Ten Reasons To Update Your Will
- Marriage. The act of marriage revokes any previous wills, and you’ll need to make a new will if you’re thinking of getting married. This is particularly important if you’re about to get married for a second or subsequent time. Blended families add an extra dimension of complexity to your estate planning.
- Separation and divorce. Marriage separation does not have an effect on your Will. The period of separation that occurs prior to divorce is possibly one of the most important times to ensure your Will reflects your changed circumstances. If you fail to update your Will upon separation and you pass away, your spouse may inherit any property you left to them.
- De facto relationship. A de facto relationship confers similar legal benefits to marriage, although you may have to prove you’re in a de facto relationship if an estate claim arises. A de facto relationship must be proved by evidence relating to living arrangements, sexual relationship, finances, ownership of property, and/or children.
- Children and/or grandchildren. Each time you have a child or grandchild, you should update your will. This doesn’t just cover any inheritance you’d like to leave them, but a will also includes the care of any minor children should you die before they become adults.
- Death of a beneficiary. Depending on his/her relationship to you and how your will was drafted, that gift may fail completely or pass elsewhere.
- Change of assets. If you give a beneficiary a specific gift, such as a house, and subsequently that item is sold, given away during your lifetime then, depending on how your will was drafted, that gift may fail completely.
- Divorce or bankruptcy of beneficiaries. If you have adult beneficiaries in your will, you can make arrangements to protect an inheritance from the risk of divorce or bankruptcy. This can also protect the next generation of beneficiaries from losing assets intended for them to a divorce or to creditors.
- Health problems. Estate planning doesn’t just mean having a will, it means having adequate measures in place should you lose the capacity to make financial and medical decisions for yourself. It is always best to implement a Power of Attorney and Advance Health Directive before you lose capacity, and always choose someone you trust.

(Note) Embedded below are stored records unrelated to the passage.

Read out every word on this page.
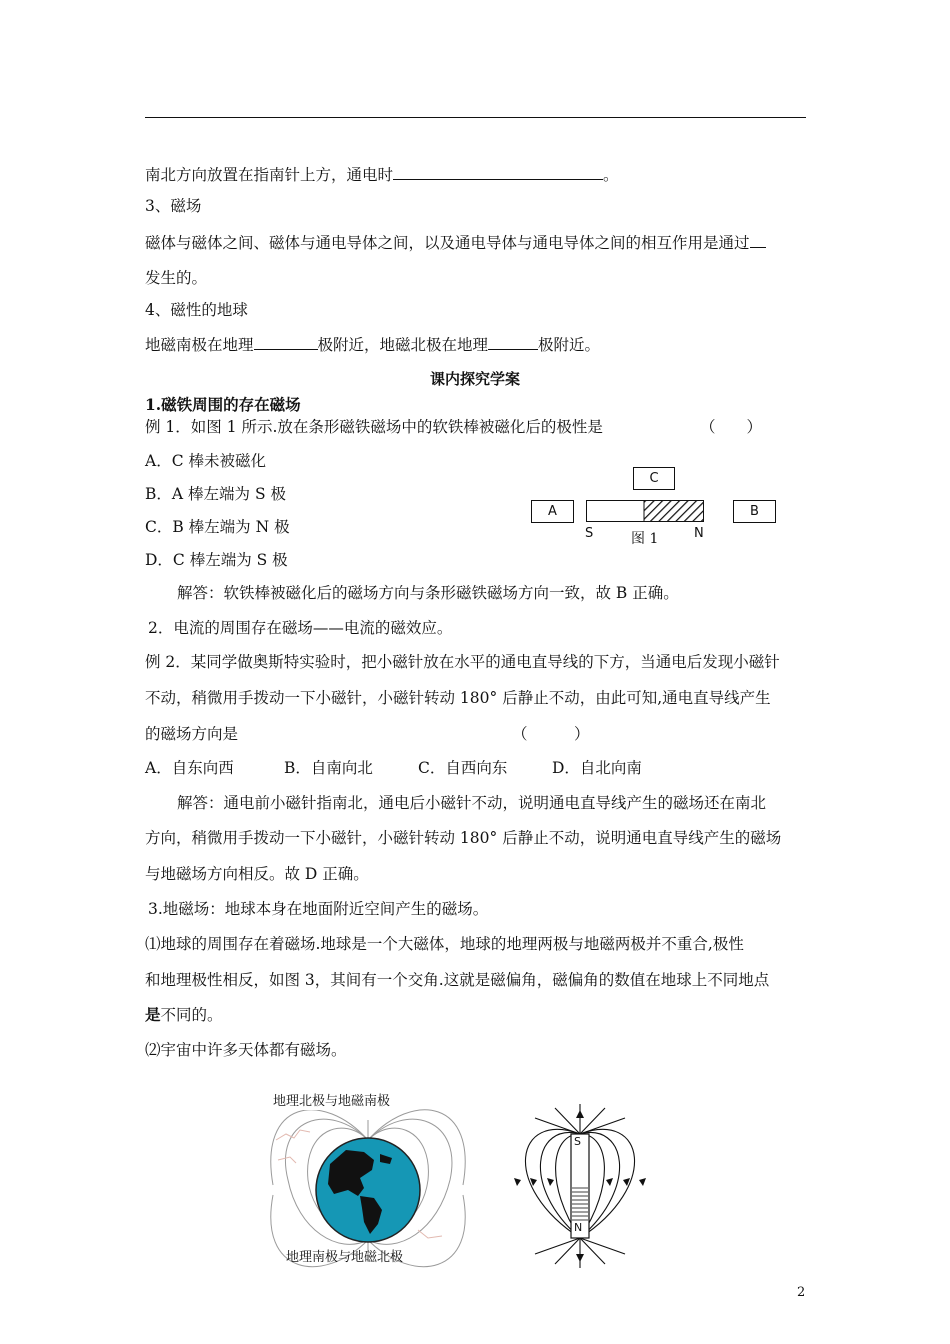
南北方向放置在指南针上方，通电时	。
3、磁场
磁体与磁体之间、磁体与通电导体之间，以及通电导体与通电导体之间的相互作用是通过
发生的。
4、磁性的地球
地磁南极在地理	极附近，地磁北极在地理	极附近。
课内探究学案
1.磁铁周围的存在磁场
例 1．如图 1 所示.放在条形磁铁磁场中的软铁棒被磁化后的极性是	（　　）
A．C 棒未被磁化
B．A 棒左端为 S 极
C．B 棒左端为 N 极
D．C 棒左端为 S 极
C
A	B
S	N
图 1
解答：软铁棒被磁化后的磁场方向与条形磁铁磁场方向一致，故 B 正确。
2．电流的周围存在磁场——电流的磁效应。
例 2．某同学做奥斯特实验时，把小磁针放在水平的通电直导线的下方，当通电后发现小磁针
不动，稍微用手拨动一下小磁针，小磁针转动 180° 后静止不动，由此可知,通电直导线产生
的磁场方向是	（　　　）
A．自东向西	B．自南向北	C．自西向东	D．自北向南
解答：通电前小磁针指南北，通电后小磁针不动，说明通电直导线产生的磁场还在南北
方向，稍微用手拨动一下小磁针，小磁针转动 180° 后静止不动，说明通电直导线产生的磁场
与地磁场方向相反。故 D 正确。
3.地磁场：地球本身在地面附近空间产生的磁场。
⑴地球的周围存在着磁场.地球是一个大磁体，地球的地理两极与地磁两极并不重合,极性
和地理极性相反，如图 3，其间有一个交角.这就是磁偏角，磁偏角的数值在地球上不同地点
是不同的。
⑵宇宙中许多天体都有磁场。
地理北极与地磁南极
地理南极与地磁北极
S
N
2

- Procrastination. Some people put off making a will at all, until it’s too late and they die without one. In this case, the rules of intestacy will apply, which may mean your estate is divided in a way you wouldn’t want.
- Provision for life’s what-if moments. A will is not a simple document. It should consider all relevant factors such as: which assets will pass outside of your will, how your superannuation will be dealt with, whether to use trusts, the ages at which beneficiaries should inherit, who to appoint as guardians for your children; whether a claim may be able to be brought against your estate and many other factors which are often raised when meeting with a specialist in wills and estates.
We strongly recommend that you update your will at least every five years or after a major life event to ensure that it still reflects your wishes and is still valid.
Avoiding A Battle Over Your Estate
In thinking about updating your will, you may also be thinking about cutting someone out of your will. Always seek specialist legal advice before doing so.
In each of the states of Australia, the law casts an obligation upon a will maker to make adequate provision for certain persons. The definition of ‘certain persons’ differs from state to state. In Queensland, a will maker ought to make adequate provision for the following persons:
· Former spouse (in limited circumstances);
· A dependent (in limited circumstances).
Any of these persons may make an application to the Court for further provision from your estate. The Court determines an application for provision in a two-stage process, determining whether the applicant has been left without adequate provision, and then how much provision ought to be made to the applicant. Some of the factors the court will take into account when making its decision include the nature of the relationship between the deceased and the applicant, the size of the estate, the financial resources of the applicant, the age of the applicant, whether the deceased made any provision for that person during his or her lifetime, and the character and conduct of the applicant.